By Katie Paul
NEW YORK – Meta’s Llama artificial intelligence models are being used by companies including Goldman Sachs and AT&T for business functions like customer service, document review and computer code generation, the social media giant said in a statement on Thursday.
The mostly free-of-charge Llama models have been downloaded almost 350 million times since Meta began releasing them publicly last year, an increase from the 300 million downloads the company announced when it released the biggest version of its latest Llama 3 model in late July.
Usage via cloud providers like Amazon Web Services and Microsoft Azure has also increased, more than doubling between May and July this year, Meta said.
The announcement comes as Meta and other tech companies plowing billions into AI have faced questions from investors about how widespread adoption of the technology appears to be and what kind of payoff they can expect for their spending.
Meta Chief Executive Mark Zuckerberg has argued that building state-of-the-art AI models and giving them away for free best positions the company to avoid falling into a position where it is constrained by a competitor’s closed technology.
“The path for Llama to become the industry standard is by being consistently competitive, efficient, and open generation after generation,” Zuckerberg wrote last month.

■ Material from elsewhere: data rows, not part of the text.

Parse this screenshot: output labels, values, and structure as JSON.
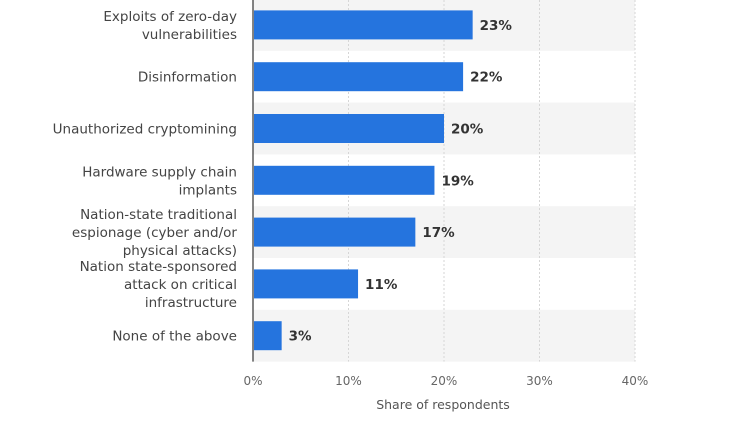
{
  "chart_data": {
    "type": "bar",
    "orientation": "horizontal",
    "categories": [
      [
        "Exploits of zero-day",
        "vulnerabilities"
      ],
      [
        "Disinformation"
      ],
      [
        "Unauthorized cryptomining"
      ],
      [
        "Hardware supply chain",
        "implants"
      ],
      [
        "Nation-state traditional",
        "espionage (cyber and/or",
        "physical attacks)"
      ],
      [
        "Nation state-sponsored",
        "attack on critical",
        "infrastructure"
      ],
      [
        "None of the above"
      ]
    ],
    "values": [
      23,
      22,
      20,
      19,
      17,
      11,
      3
    ],
    "value_labels": [
      "23%",
      "22%",
      "20%",
      "19%",
      "17%",
      "11%",
      "3%"
    ],
    "xlim": [
      0,
      40
    ],
    "xticks": [
      0,
      10,
      20,
      30,
      40
    ],
    "xtick_labels": [
      "0%",
      "10%",
      "20%",
      "30%",
      "40%"
    ],
    "xlabel": "Share of respondents",
    "ylabel": "",
    "title": "",
    "grid": true,
    "bar_color": "#2574de",
    "band_color": "#f4f4f4"
  }
}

Although large language models like Llama have wowed users with their ability to generate human-like prose on command, they continue to struggle with certain logical tasks and are prone to making factual errors, limiting their adoption in business contexts.
Still, Meta pointed to a handful of large enterprises dabbling with the Llama models as both evidence of their utility and as an endorsement of their competitiveness with paid alternatives, like models from industry leader OpenAI.
Other companies it said were using Llama include Japanese bank Nomura Holdings, food delivery service DoorDash and professional services provider Accenture.